Juniores Under 19 regionali – Girone D
Sambonifacese Union River.
di Simone De Gregori

Pioggia sottile, vento fastidioso e classifica pesante. Al “Renzo Tizian” di San Bonifacio va in scena la sfida che può indirizzare il campionato: la Sambonifacese, seconda a quattro punti, riceve la capolista Union River con l’obiettivo di riaprire definitivamente i giochi. Ne esce un pareggio che lascia tutto invariato nei numeri, meno nelle sensazioni.
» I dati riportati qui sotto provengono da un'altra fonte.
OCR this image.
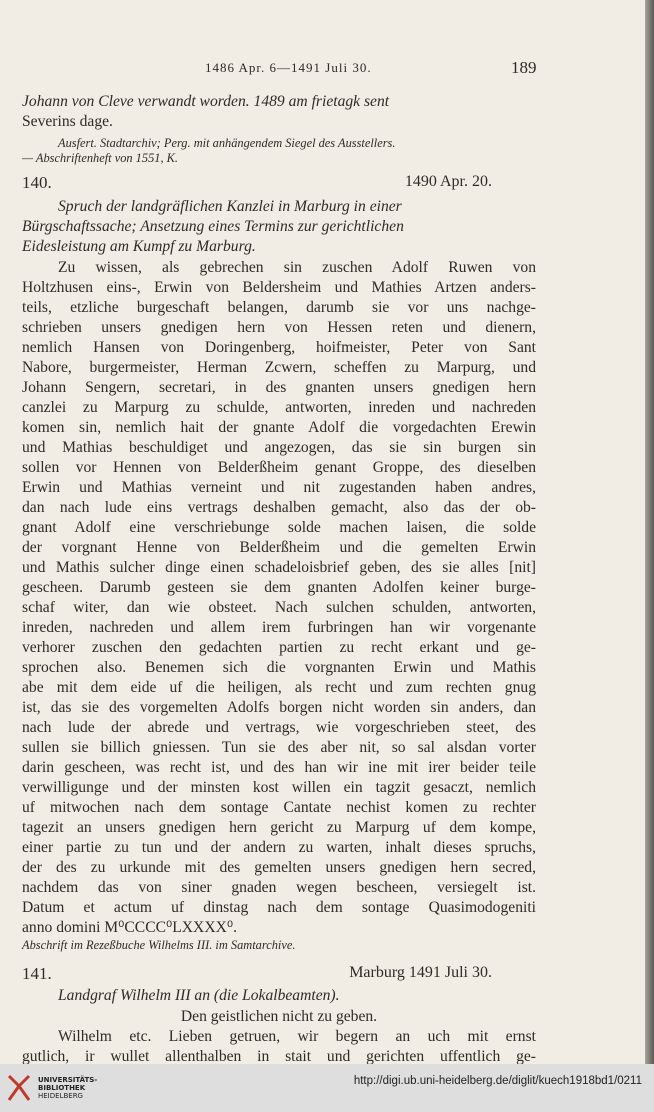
1486 Apr. 6—1491 Juli 30.	189

Johann von Cleve verwandt worden. 1489 am frietagk sent

Severins dage.

Ausfert. Stadtarchiv; Perg. mit anhängendem Siegel des Ausstellers.

— Abschriftenheft von 1551, K.

140.	1490 Apr. 20.

Spruch der landgräflichen Kanzlei in Marburg in einer

Bürgschaftssache; Ansetzung eines Termins zur gerichtlichen

Eidesleistung am Kumpf zu Marburg.

Zu wissen, als gebrechen sin zuschen Adolf Ruwen von

Holtzhusen eins-, Erwin von Beldersheim und Mathies Artzen anders-

teils, etzliche burgeschaft belangen, darumb sie vor uns nachge-

schrieben unsers gnedigen hern von Hessen reten und dienern,

nemlich Hansen von Doringenberg, hoifmeister, Peter von Sant

Nabore, burgermeister, Herman Zcwern, scheffen zu Marpurg, und

Johann Sengern, secretari, in des gnanten unsers gnedigen hern

canzlei zu Marpurg zu schulde, antworten, inreden und nachreden

komen sin, nemlich hait der gnante Adolf die vorgedachten Erewin

und Mathias beschuldiget und angezogen, das sie sin burgen sin

sollen vor Hennen von Belderßheim genant Groppe, des dieselben

Erwin und Mathias verneint und nit zugestanden haben andres,

dan nach lude eins vertrags deshalben gemacht, also das der ob-

gnant Adolf eine verschriebunge solde machen laisen, die solde

der vorgnant Henne von Belderßheim und die gemelten Erwin

und Mathis sulcher dinge einen schadeloisbrief geben, des sie alles [nit]

gescheen. Darumb gesteen sie dem gnanten Adolfen keiner burge-

schaf witer, dan wie obsteet. Nach sulchen schulden, antworten,

inreden, nachreden und allem irem furbringen han wir vorgenante

verhorer zuschen den gedachten partien zu recht erkant und ge-

sprochen also. Benemen sich die vorgnanten Erwin und Mathis

abe mit dem eide uf die heiligen, als recht und zum rechten gnug

ist, das sie des vorgemelten Adolfs borgen nicht worden sin anders, dan

nach lude der abrede und vertrags, wie vorgeschrieben steet, des

sullen sie billich gniessen. Tun sie des aber nit, so sal alsdan vorter

darin gescheen, was recht ist, und des han wir ine mit irer beider teile

verwilligunge und der minsten kost willen ein tagzit gesaczt, nemlich

uf mitwochen nach dem sontage Cantate nechist komen zu rechter

tagezit an unsers gnedigen hern gericht zu Marpurg uf dem kompe,

einer partie zu tun und der andern zu warten, inhalt dieses spruchs,

der des zu urkunde mit des gemelten unsers gnedigen hern secred,

nachdem das von siner gnaden wegen bescheen, versiegelt ist.

Datum et actum uf dinstag nach dem sontage Quasimodogeniti

anno domini M⁰CCCC⁰LXXXX⁰.

Abschrift im Rezeßbuche Wilhelms III. im Samtarchive.

141.	Marburg 1491 Juli 30.

Landgraf Wilhelm III an (die Lokalbeamten).

Den geistlichen nicht zu geben.

Wilhelm etc. Lieben getruen, wir begern an uch mit ernst

gutlich, ir wullet allenthalben in stait und gerichten uffentlich ge-

UNIVERSITÄTS-
BIBLIOTHEK
HEIDELBERG
http://digi.ub.uni-heidelberg.de/diglit/kuech1918bd1/0211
A.S.D. Pro Sambonifacese 1921 – Union River 1-1 (1-0)

A.S.D. Pro Sambonifacese 1921: Griso, Biondaro, Verzè (14’pt Piccoli, 43’st  Panarotto), Tizzano, Sawadogo, Lazzarin, Bellini, Pellegrini, Di Carlo, Franchetto, Mouhaimil (34’st Kamalu).
A disposizione: Villani, Rizzotto, Rouchdi, Mainente, Ferrari, Michelin.
Allenatore: Fedrigo Loris.

Union River: Sette, Malaspina (41’st Deleon I.), Guerra  Stocco, Goldin, Borgato, Boscolo (7’st Provito), Radulovik, Finotti (13’st Cipriani), Albertini (36’st Segradin), Piccolo (18’st Guerra).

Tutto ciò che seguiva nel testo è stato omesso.